Variation in hydrocarbon fluid properties, composition and spectrum is one of the major uncertainties that oil and gas industry faced for decades. The issue is further amplified through changes in pressure and temperature condition from downhole up to surface operating boundaries, which often resulted in unnecessary liquid drop-out or unfavourable change in the fluid phase envelope. This will deem all the fluid identification and PVT analyses conducted during real time operation monitoring to be invalid. Recently, with new technology breakthrough, the current status quo of downhole fluid identification via wireline conveyed had been challenged through the application of the in-situ sampling while drilling tool. This paper will highlight what are the pain points in conventional wireline conveyed fluid identification, few case studies on the new technology application, generating reservoir management insights based on the results and the impact to the field development plan.

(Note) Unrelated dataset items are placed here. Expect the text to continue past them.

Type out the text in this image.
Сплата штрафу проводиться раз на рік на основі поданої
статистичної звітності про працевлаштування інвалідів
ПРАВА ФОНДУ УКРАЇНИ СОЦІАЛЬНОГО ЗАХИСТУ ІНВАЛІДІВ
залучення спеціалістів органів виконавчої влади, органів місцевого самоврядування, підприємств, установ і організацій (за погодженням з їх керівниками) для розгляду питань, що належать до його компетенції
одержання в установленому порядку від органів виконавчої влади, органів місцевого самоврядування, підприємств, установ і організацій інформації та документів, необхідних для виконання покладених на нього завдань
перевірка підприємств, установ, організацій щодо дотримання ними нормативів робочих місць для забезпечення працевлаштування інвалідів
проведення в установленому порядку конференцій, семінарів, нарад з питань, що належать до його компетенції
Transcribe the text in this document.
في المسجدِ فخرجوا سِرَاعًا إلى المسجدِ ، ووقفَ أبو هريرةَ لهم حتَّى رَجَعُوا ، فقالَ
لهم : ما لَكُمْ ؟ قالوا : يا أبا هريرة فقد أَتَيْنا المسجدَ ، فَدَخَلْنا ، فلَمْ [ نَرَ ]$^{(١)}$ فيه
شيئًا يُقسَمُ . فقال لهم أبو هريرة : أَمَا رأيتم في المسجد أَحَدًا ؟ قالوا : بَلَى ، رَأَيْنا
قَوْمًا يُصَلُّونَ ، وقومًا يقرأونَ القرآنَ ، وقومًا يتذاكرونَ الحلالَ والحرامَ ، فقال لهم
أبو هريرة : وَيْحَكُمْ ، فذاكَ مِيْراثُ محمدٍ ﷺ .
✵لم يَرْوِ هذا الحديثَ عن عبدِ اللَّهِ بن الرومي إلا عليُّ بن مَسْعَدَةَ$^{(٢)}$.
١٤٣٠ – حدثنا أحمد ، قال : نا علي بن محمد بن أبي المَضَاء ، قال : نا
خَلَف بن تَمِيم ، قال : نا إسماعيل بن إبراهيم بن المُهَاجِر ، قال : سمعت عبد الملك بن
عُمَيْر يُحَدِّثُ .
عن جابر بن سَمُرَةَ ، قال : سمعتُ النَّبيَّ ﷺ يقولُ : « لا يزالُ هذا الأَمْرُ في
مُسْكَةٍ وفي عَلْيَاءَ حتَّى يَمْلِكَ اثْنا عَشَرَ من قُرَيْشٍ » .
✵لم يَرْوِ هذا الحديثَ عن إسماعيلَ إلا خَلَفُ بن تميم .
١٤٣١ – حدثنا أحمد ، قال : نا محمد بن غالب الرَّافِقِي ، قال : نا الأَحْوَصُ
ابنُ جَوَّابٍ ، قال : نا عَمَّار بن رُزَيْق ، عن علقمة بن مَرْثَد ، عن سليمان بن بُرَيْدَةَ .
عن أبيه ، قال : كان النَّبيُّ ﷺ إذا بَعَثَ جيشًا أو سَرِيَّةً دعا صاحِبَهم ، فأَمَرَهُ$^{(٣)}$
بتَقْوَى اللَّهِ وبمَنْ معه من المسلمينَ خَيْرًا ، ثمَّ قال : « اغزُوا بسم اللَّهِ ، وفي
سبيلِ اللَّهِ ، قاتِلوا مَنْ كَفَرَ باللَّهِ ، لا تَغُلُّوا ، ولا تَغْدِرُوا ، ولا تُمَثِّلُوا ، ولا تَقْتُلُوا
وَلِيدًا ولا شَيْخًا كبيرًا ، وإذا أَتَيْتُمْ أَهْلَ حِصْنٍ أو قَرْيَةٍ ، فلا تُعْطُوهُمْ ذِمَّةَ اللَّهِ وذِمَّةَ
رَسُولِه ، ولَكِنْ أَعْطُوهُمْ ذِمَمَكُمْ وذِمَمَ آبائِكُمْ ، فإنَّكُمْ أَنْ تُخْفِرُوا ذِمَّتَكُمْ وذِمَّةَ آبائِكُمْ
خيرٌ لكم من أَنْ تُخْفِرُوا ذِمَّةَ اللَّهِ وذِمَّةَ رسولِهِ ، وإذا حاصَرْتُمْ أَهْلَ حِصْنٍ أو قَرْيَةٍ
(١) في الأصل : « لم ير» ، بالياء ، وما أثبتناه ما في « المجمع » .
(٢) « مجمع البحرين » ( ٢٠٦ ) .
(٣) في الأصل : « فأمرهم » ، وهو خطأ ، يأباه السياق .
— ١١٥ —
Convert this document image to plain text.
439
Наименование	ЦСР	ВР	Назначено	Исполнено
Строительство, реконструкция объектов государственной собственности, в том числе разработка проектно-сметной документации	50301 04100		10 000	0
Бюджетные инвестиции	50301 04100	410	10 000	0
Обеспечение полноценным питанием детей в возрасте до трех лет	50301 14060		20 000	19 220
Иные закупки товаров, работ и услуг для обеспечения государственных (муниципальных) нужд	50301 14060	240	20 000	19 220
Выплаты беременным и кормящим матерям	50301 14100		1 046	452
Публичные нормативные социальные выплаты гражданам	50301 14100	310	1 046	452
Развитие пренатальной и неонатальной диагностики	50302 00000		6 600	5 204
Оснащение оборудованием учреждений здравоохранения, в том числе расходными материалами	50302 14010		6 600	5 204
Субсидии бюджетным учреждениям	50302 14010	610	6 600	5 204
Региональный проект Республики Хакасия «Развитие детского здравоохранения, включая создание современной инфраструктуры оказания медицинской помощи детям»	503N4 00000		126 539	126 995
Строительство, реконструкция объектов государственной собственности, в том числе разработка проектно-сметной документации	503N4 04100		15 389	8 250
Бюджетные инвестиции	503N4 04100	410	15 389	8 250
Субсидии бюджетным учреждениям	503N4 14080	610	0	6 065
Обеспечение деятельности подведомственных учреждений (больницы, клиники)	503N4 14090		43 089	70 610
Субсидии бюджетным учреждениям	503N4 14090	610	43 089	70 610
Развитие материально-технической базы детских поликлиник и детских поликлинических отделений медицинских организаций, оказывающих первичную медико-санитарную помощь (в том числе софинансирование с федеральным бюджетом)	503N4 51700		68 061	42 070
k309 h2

Application of downhole in-situ fluid analyzer had seen an interesting evolution over the decades. Driven by massive variation in hydrocarbon fluid properties across the different continents, fluid characterization methodologies and algorithms have also become more sophisticated. Similar to any real time operation, pre-job planning is the key to achieve the well objectives. Gathering fluid properties from nearby wells based on previous downhole fluid analyzer operation and predicting the real time fluid contamination level to determine hydrocarbon fluid type present are two key components that complement this new technology which drive value creation in terms of pumping time optimization and also quality assurance of the fluid Results from the case studies presented show successful hydrocarbon fluid type determination which distinguish oil from water and oil from gas presence. Comparison of real time hydrocarbon composition from the new technology deployed with the lab-based composition from the nearby wells indicate a close agreement given the two different operating conditions. In addition, presence of reservoir contaminants such as CO2 and H2S could be predicted based on the correlation developed using the real time monitoring channels. Feasibility of predicting the amount of contamination level for QC purpose and prioritizing fluid samples for PVT analysis are also demonstrated.
In a nutshell, the new in-situ while drilling fluid analyzer has successfully delivered promising well results amidst the challenges and operational constraints. New development of other reservoir parameter sensors such as CO2, H2S, gas composition up to C36 components, density, viscosity, bubble point and fluorescence index are getting more demand and will shape the future fluid characterization technique.